What Do Costa Rica and Iceland Have In Common ?  

Posted by Big Gav in , ,

Metaefficient has a post on Costa Rica's efforts to generate 100% of its electricity from renewable sources.

Costa Rica is a country rich with renewable energy. In fact, it gets about 99% of all its electrical energy from clean sources, and it’s aiming to be the first country to become carbon neutral. Some of Costa Rica’s energy sources include geothermal energy, the burning of sugarcane waste and other biomass, solar and wind energy. However, the largest source of energy is hydroelectricity — its hydroelectric dams provide more than 82% of the country’s electricity.

But the electric needs of Costa Rica are increasing, and the government now wants to build new dams that would displace indigenous villages and flood valuable habitats. Local environmental groups are opposing the construction of new hydroelectric dams.
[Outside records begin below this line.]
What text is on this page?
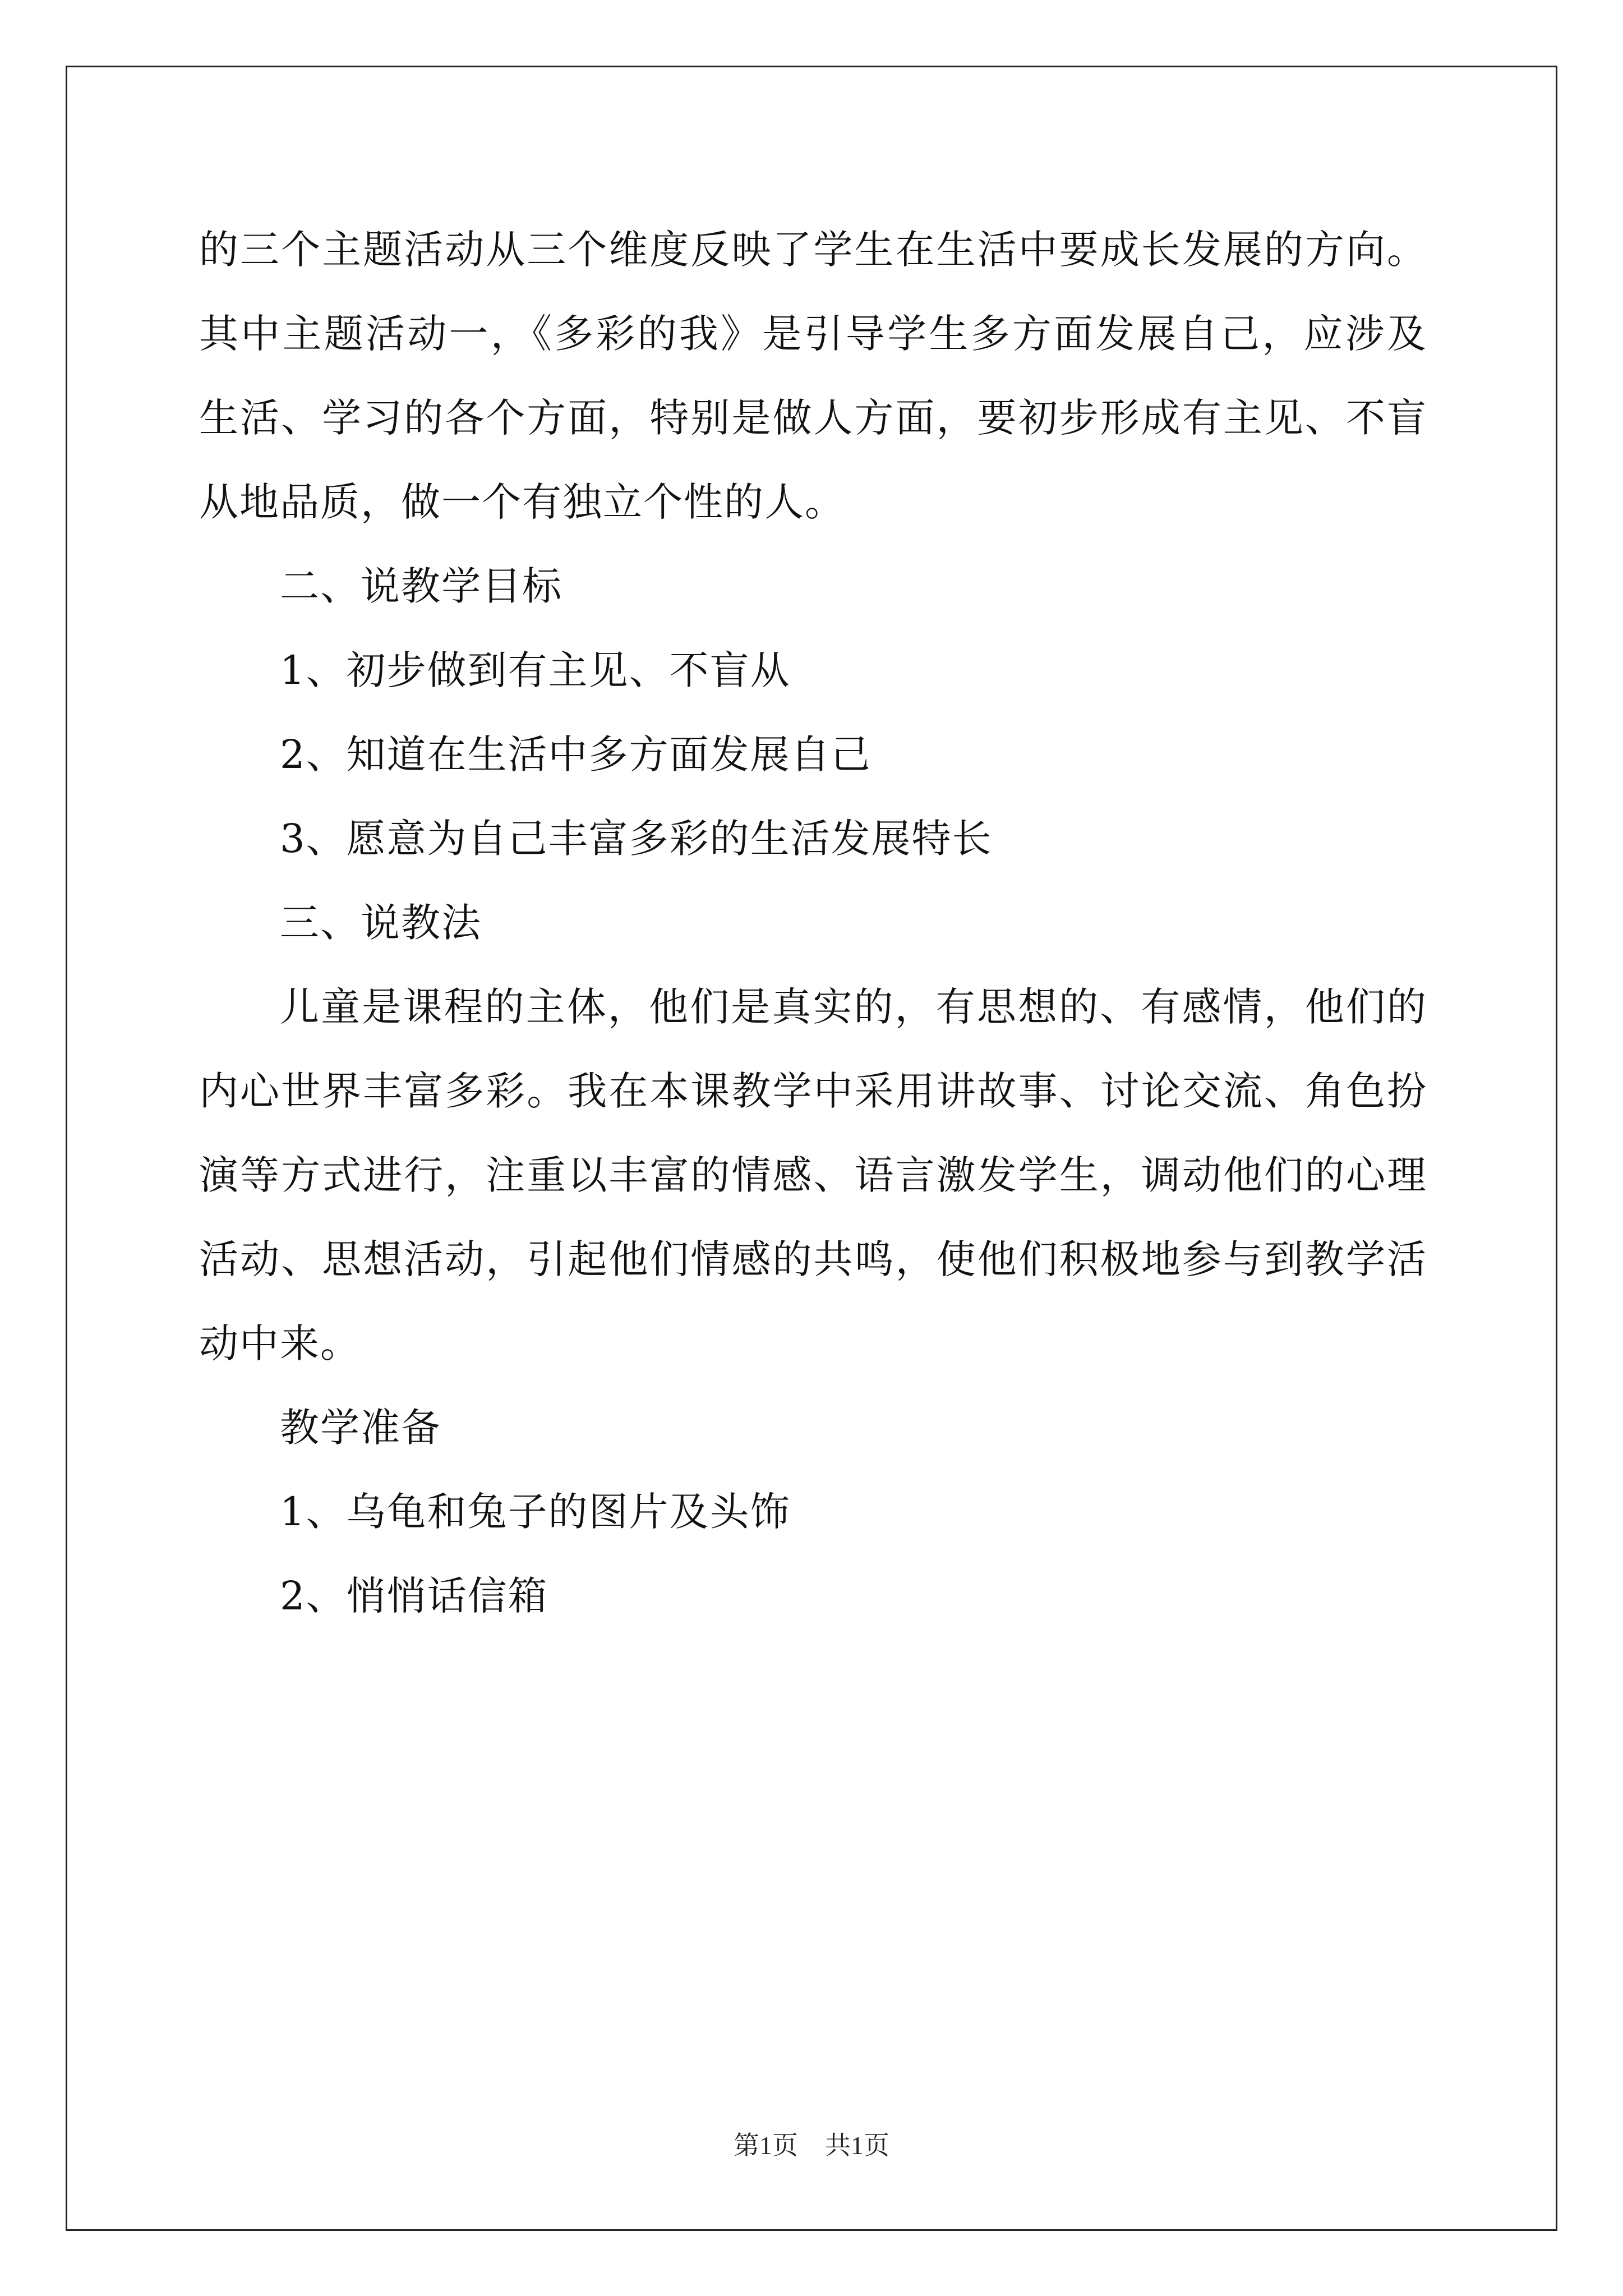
的三个主题活动从三个维度反映了学生在生活中要成长发展的方向。其中主题活动一，《多彩的我》是引导学生多方面发展自己，应涉及生活、学习的各个方面，特别是做人方面，要初步形成有主见、不盲从地品质，做一个有独立个性的人。

二、说教学目标

1、初步做到有主见、不盲从

2、知道在生活中多方面发展自己

3、愿意为自己丰富多彩的生活发展特长

三、说教法

儿童是课程的主体，他们是真实的，有思想的、有感情，他们的内心世界丰富多彩。我在本课教学中采用讲故事、讨论交流、角色扮演等方式进行，注重以丰富的情感、语言激发学生，调动他们的心理活动、思想活动，引起他们情感的共鸣，使他们积极地参与到教学活动中来。

教学准备

1、乌龟和兔子的图片及头饰

2、悄悄话信箱

第1页 共1页
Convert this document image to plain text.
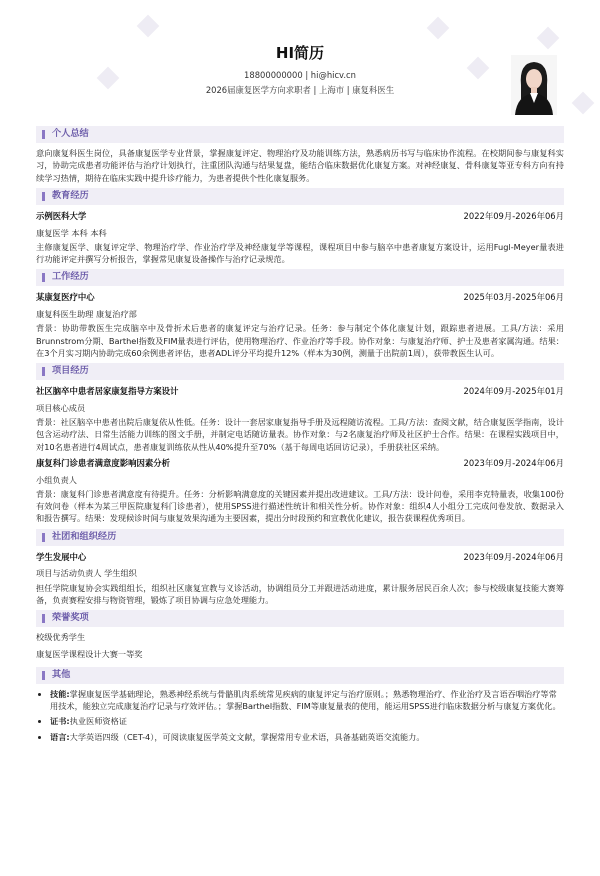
HI简历
18800000000 | hi@hicv.cn
2026届康复医学方向求职者 | 上海市 | 康复科医生
个人总结

意向康复科医生岗位，具备康复医学专业背景，掌握康复评定、物理治疗及功能训练方法，熟悉病历书写与临床协作流程。在校期间参与康复科实习，协助完成患者功能评估与治疗计划执行，注重团队沟通与结果复盘，能结合临床数据优化康复方案。对神经康复、骨科康复等亚专科方向有持续学习热情，期待在临床实践中提升诊疗能力，为患者提供个性化康复服务。

教育经历
示例医科大学	2022年09月-2026年06月
康复医学 本科 本科

主修康复医学、康复评定学、物理治疗学、作业治疗学及神经康复学等课程，课程项目中参与脑卒中患者康复方案设计，运用Fugl-Meyer量表进行功能评定并撰写分析报告，掌握常见康复设备操作与治疗记录规范。

工作经历
某康复医疗中心	2025年03月-2025年06月
康复科医生助理 康复治疗部

背景：协助带教医生完成脑卒中及骨折术后患者的康复评定与治疗记录。任务：参与制定个体化康复计划，跟踪患者进展。工具/方法：采用Brunnstrom分期、Barthel指数及FIM量表进行评估，使用物理治疗、作业治疗等手段。协作对象：与康复治疗师、护士及患者家属沟通。结果：在3个月实习期内协助完成60余例患者评估，患者ADL评分平均提升12%（样本为30例，测量于出院前1周），获带教医生认可。

项目经历
社区脑卒中患者居家康复指导方案设计	2024年09月-2025年01月
项目核心成员

背景：社区脑卒中患者出院后康复依从性低。任务：设计一套居家康复指导手册及远程随访流程。工具/方法：查阅文献，结合康复医学指南，设计包含运动疗法、日常生活能力训练的图文手册，并制定电话随访量表。协作对象：与2名康复治疗师及社区护士合作。结果：在课程实践项目中，对10名患者进行4周试点，患者康复训练依从性从40%提升至70%（基于每周电话回访记录），手册获社区采纳。

康复科门诊患者满意度影响因素分析	2023年09月-2024年06月
小组负责人

背景：康复科门诊患者满意度有待提升。任务：分析影响满意度的关键因素并提出改进建议。工具/方法：设计问卷，采用李克特量表，收集100份有效问卷（样本为某三甲医院康复科门诊患者），使用SPSS进行描述性统计和相关性分析。协作对象：组织4人小组分工完成问卷发放、数据录入和报告撰写。结果：发现候诊时间与康复效果沟通为主要因素，提出分时段预约和宣教优化建议，报告获课程优秀项目。

社团和组织经历
学生发展中心	2023年09月-2024年06月
项目与活动负责人 学生组织

担任学院康复协会实践组组长，组织社区康复宣教与义诊活动，协调组员分工并跟进活动进度，累计服务居民百余人次；参与校级康复技能大赛筹备，负责赛程安排与物资管理，锻炼了项目协调与应急处理能力。

荣誉奖项
校级优秀学生
康复医学课程设计大赛一等奖
其他
• 技能:掌握康复医学基础理论，熟悉神经系统与骨骼肌肉系统常见疾病的康复评定与治疗原则。；熟悉物理治疗、作业治疗及言语吞咽治疗等常用技术，能独立完成康复治疗记录与疗效评估。；掌握Barthel指数、FIM等康复量表的使用，能运用SPSS进行临床数据分析与康复方案优化。
• 证书:执业医师资格证
• 语言:大学英语四级（CET-4），可阅读康复医学英文文献，掌握常用专业术语，具备基础英语交流能力。
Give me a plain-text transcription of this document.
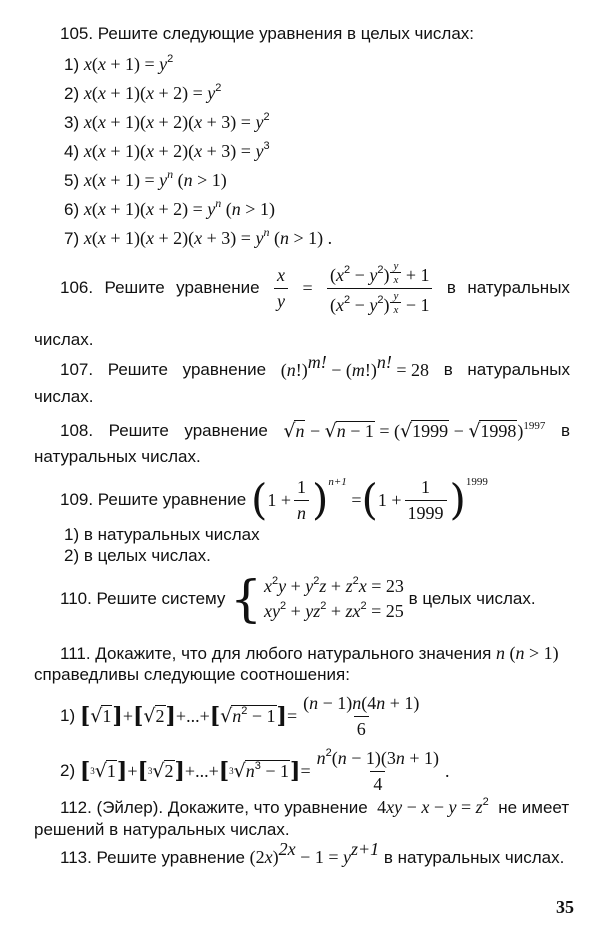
105. Решите следующие уравнения в целых числах:
1) $x(x + 1) = y^2$
2) $x(x + 1)(x + 2) = y^2$
3) $x(x + 1)(x + 2)(x + 3) = y^2$
4) $x(x + 1)(x + 2)(x + 3) = y^3$
5) $x(x + 1) = y^n$ (n > 1)
6) $x(x + 1)(x + 2) = y^n$ (n > 1)
7) $x(x + 1)(x + 2)(x + 3) = y^n$ (n > 1) .
106. Решите уравнение $\frac{x}{y} = \frac{(x^2 - y^2) \frac{y}{x} + 1}{(x^2 - y^2) \frac{y}{x} - 1}$ в натуральных
числах.
107. Решите уравнение $(n!)^{m!} - (m!)^{n!} = 28$ в натуральных
числах.
108. Решите уравнение $√n - √n - 1 = (√1999 - √1998)^{1997}$ в
натуральных числах.
109. Решите уравнение
( $1 + \frac{1}{n} )^{n+1}$
= ( $1 + \frac{1}{1999} )^{1999}$
1) в натуральных числах
2) в целых числах.
110. Решите систему
{ $x^2y + y^2z + z^2x = 23$
$xy^2 + yz^2 + zx^2 = 25$

в целых числах.
111. Докажите, что для любого натурального значения n (n > 1)
справедливы следующие соотношения:
1)
[ √ 1 ] + [ √ 2 ] +...+ [ √ $n^2 - 1$ ] = $\frac{(n - 1)n(4n + 1)}{6}$
2)
[ 3 √ 1 ] + [ 3 √ 2 ] +...+ [ 3 √ $n^3 - 1$ ] = $\frac{n^2(n - 1)(3n + 1)}{4}$ .
112. (Эйлер). Докажите, что уравнение $4xy - x - y = z^2$ не имеет
решений в натуральных числах.
113. Решите уравнение $(2x)^{2x} - 1 = y^{z+1}$ в натуральных числах.
35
Also, Costa Rica’s efforts to minimize its own contributions to global warming have made it especially vulnerable to climate changes caused by other countries. The reason is rain. Even a tiny shift in rainfall patterns could leave the country without enough water to meet its growing demand for electricity. And scientists say climate change is likely to have a significant effect on rainfall.

But Costa Rica is working to become the world’s first carbon-neutral country (other countries vying to be first are Monaco, Norway, New Zealand and Iceland). Costa Rica wants to become carbon neutral in time to celebrate 200 years of independence in 2021, says environment and energy minister Roberto Dobles.

Wind power might come to forefront in Costa Rica — a large wind farm with 22 turbines has been working in Tilarán, Guanacaste since 2002 and more are scheduled to be installed in the mountains of Escazú and Santa Ana. A new geothermal plant, using naturally-existing superheated water to power steam turbines, is also scheduled to be producing electricity in 2010 near Rincón de la Vieja Volcano, in the province of Guanacaste.

In some ways, Iceland couldn't be more different to Costa Rica - but it too is on the way to 100% renewables. Newsweek reports that Iceland Has Power to Burn.
Iceland's economy, which until recently relied largely on fishing, has diversified in recent years, with rapid growth in tourism, manufacturing and financial services. And like the Blue Lagoon, much of the growth has been a happy byproduct of Iceland's decades-long strategy of tapping sources of renewable energy. Mindful of climate change and the need to limit emissions, many U.S. states have set goals of obtaining 10 or 15 percent of their energy from renewables at some point in the distant future, and the European Union has pledged to reach 20 percent by 2020. But Iceland is already at about 80 percent. All electricity on the island is generated through geothermal or hydroelectric sources—low-emissions sources that don't use fossil fuels. Most homes are heated by water pumped from geothermal hot spots. "We are blessed with a lot of clean and renewable energy," Prime Minster Geir H. Haarde told NEWSWEEK. "The only uses of fossil fuels in Iceland are people using cars and the fishing fleet." And increasingly, Iceland, whose most prominent exports have been haddock and Björk, is devising ways to export what has been a stranded resource.

Iceland is a small island with a tiny, ethnically homogenous population: only 300,000, with more than half living in the capital, Reykjavik. It lacks coal reserves, and is endowed with massive glaciers, which produce huge volumes of water that can be harnessed to generate electricity. It also happens to sit atop a rift in the earth's crust that keeps significant reservoirs of heat bubbling near the surface. To a large degree, it is the polar opposite of the United States. Yet we—and other developed nations—can learn some valuable lessons from Iceland about what happens when a society commits to the systematic development of renewable energy.

From the cobblestone streets of downtown Reykjavik, the storybook-cute capital, to the stark fjords of the east, positive collateral benefits—many of them unintended—are evident. None looms larger than the new $1.5 billion Alcoa Fjardaal plant, which represents the largest single private-sector investment in Iceland's epic history.

... the American aluminum giant decided to build its first new smelter in 20 years near the town of Reydarfjordur, largely because of the promise of abundant clean power. Smelters require an immense amount of energy. Power-intensive companies like Alcoa are concerned both with their images and with the potential for initiatives that imposes costs on burning fossil fuels—from emission caps to carbon taxes. So when Landsvirkjun, the national utility, said it would build a 690-megawatt hydroelectric power plant 30 miles away, Alcoa took the plunge. Construction began in 2004, and today the massive plant—its 336 pots cover an expanse of nearly three quarters of a mile, the largest such line in the world—produces massive quantities of aluminum bars, coil and sheets. "It's almost the ideal place to invest, because of the combination of a highly skilled work force, an open and transparent democracy and the endless supplies of renewable energy," says Jake Siewert, vice president for environment, health and safety at Alcoa.


These are some great observations. Both Iceland and Costa Rica should be applauded for their leadership

they have one other thing in common. they both have no military.